Is your garage ready for gaseous fuels?
More municipalities are exploring alternative fuels. As they do so, infrastructure becomes an important component. Are shops and technicians ready to handle the inclusion of alternative fuels, particularly gaseous fuels, into the fleet?
According to Bill Davis, director of the National Alternative Fuels Training Consortium, located at West Virginia University, municipal fleets — much like their commercial counterparts — need a good start.
“What’s a good start? First you’ve got to determine what your needs are, whether you’re going to have a major or minor repair facility,” Davis said.
When determining the type of facility, fleet managers need to consider their needs and then what type of facility will meet them. Davis described a major repair facility as “a building or portion of a building where major repairs, such as engine overhauls, painting, body and fender work, and repair that requires draining of the motor vehicle fuel tank are performed.” On the other hand, a minor repair facility is used in cases “where you don’t expect to have a discharge of fuel during repairs.” “If you do a major repair facility, your costs are going to be significantly larger,” he added.
A fleet can also choose a combination of a minor and major repair facility, with the solution being a blast wall between the two. This solution actually cuts down costs, Davis said.
The second consideration is what fuels are going to be inside the repair facility. Natural gas, or CNG, contains 88 to 99 percent methane.
“It’s lighter than air. When its released, it will want to go up,” Davis said. Propane, or LPG, is a low carbon, energy-dense fuel and is heavier than air. It will want to create a pool on the ground before becoming a vapor.
Both fuels, however, do not have much chance of being explosive since they have a higher flammability rate compared to gasoline. They both also use closed systems making them safer than regular gasoline and diesel vehicles.
The primary concern for any facility is unintended release of a gaseous fuel, which is why knowing different fuel types’ properties are important. To prepare for unintended releases he suggests fleets install gas detectors and both active and passive ventilation. Some fans can be hooked directly to methane detectors that automatically start when an unintended release occurs. Other things fleets will want to do include checking specific electrical requirements and knowing possible ignition sources like welding tools or heating/cooling equipment. “If you have a radiant heater in a natural gas facility that’s probably not a good thing.”
Davis recounted the experience of one facility that had a line break. The LPG puddled and ran right toward a space heater, which created a fire but not an explosion. Luckily, the technician was able to get out before the fire ignited. “Those are the type of things you have to look at.”
Another component of getting a good start is to have a good working knowledge of the codes and standards that apply to the type of facility being built. Make sure you understand them before you begin the process, he recommended. Additionally, fleets should make sure contractors are well-versed in them.
In particular, municipal fleets will want to look at the major codes, especially nfpa 30, fpa 52 and nfpa 88. Other codes, like the International Fire Code, International Mechanical Code and International Building Code are equally as important. And when bringing a facility to code, fleets will need to work closely with the authorities having jurisdiction, aka AHJs, from fire marshals to relevant city officials.
“You need to talk to your authorities having jurisdiction and get their expertise,” Davis said. “Work with them. They’re the ones with the final say-so.”
However, in quite a few cases, small- to medium-sized municipalities have to assist in that education. In some cases both the municipal fleet and the AHJs are learning together. “In a lot of cases municipalities are really having to work with their authorities having jurisdiction and put information about requirements in their hands.”
Davis stressed the necessity of working with local code enforcement offices in order to make sure the transition is completed correctly and safely. When naftc put in its facility, the West Virginia state fire marshal was brought on board and made aware of what they were doing and why. This led to a smooth approval process and no issues even 10 years down the road.

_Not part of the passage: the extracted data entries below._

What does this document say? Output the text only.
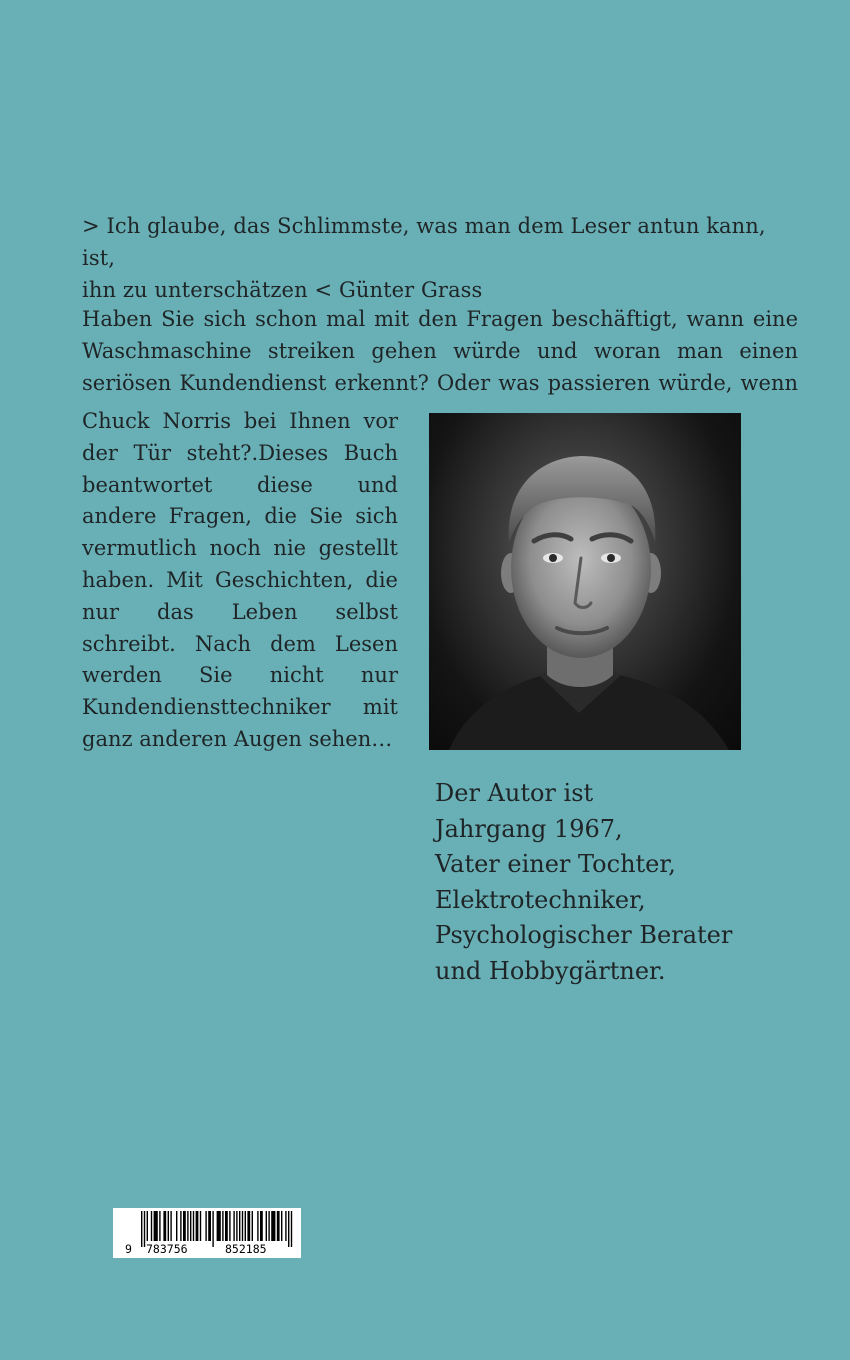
> Ich glaube, das Schlimmste, was man dem Leser antun kann, ist,
ihn zu unterschätzen < Günter Grass
Haben Sie sich schon mal mit den Fragen beschäftigt, wann eine
Waschmaschine streiken gehen würde und woran man einen
seriösen Kundendienst erkennt? Oder was passieren würde, wenn
Chuck Norris bei Ihnen vor
der Tür steht?.Dieses Buch
beantwortet diese und
andere Fragen, die Sie sich
vermutlich noch nie gestellt
haben. Mit Geschichten, die
nur das Leben selbst
schreibt. Nach dem Lesen
werden Sie nicht nur
Kundendiensttechniker mit
ganz anderen Augen sehen…
Der Autor ist
Jahrgang 1967,
Vater einer Tochter,
Elektrotechniker,
Psychologischer Berater
und Hobbygärtner.
9 783756	852185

“We have one of the of safest environments,” he said of fleets that work with CNG and LPG. “They are inherently safer vehicles.” For this reason it’s important to carry that safety over to the environment where the vehicles will be, in addition to properly training all those who will have contact with the vehicles. That is why thought to training should occur even before putting the first vehicle in the bay. “Fleets that are being very successful are putting training in place beforehand; it’s the key and secret.”
New technology can be overwhelming, but Davis stated with proper training “the fear, the lack of confidence goes 99 percent to 100 percent away.”
He noted a grocery store chain in Pennsylvania that converted its fleet to CNG. The company trained all its technicians, plus its drivers, so they would understand the vehicles and have confidence around them. “They fought over who got the new ones first,” Davis said of the drivers.
National Alternative Fuels Training Consortium is the only program nationwide that does training for alternative fuels with the goal of lessening America’s dependency on oil. Its programs have been well received, and the naftc has received the Automotive Training Managers Council’s National Excellence in Training three times. Among those courses offered are ones geared toward first responders. Other avenues for training can also come from the manufacturers, who will offer specific training for their systems.
“It’s the right thing to do,” Davis said about switching to alternative fuels. “It’s domestically produced, we have more natural gas than we can use in a significant time period, it uses homegrown laborers … it’s a win-win all around.” Davis just advises municipalities to “be really careful and plot and plot.”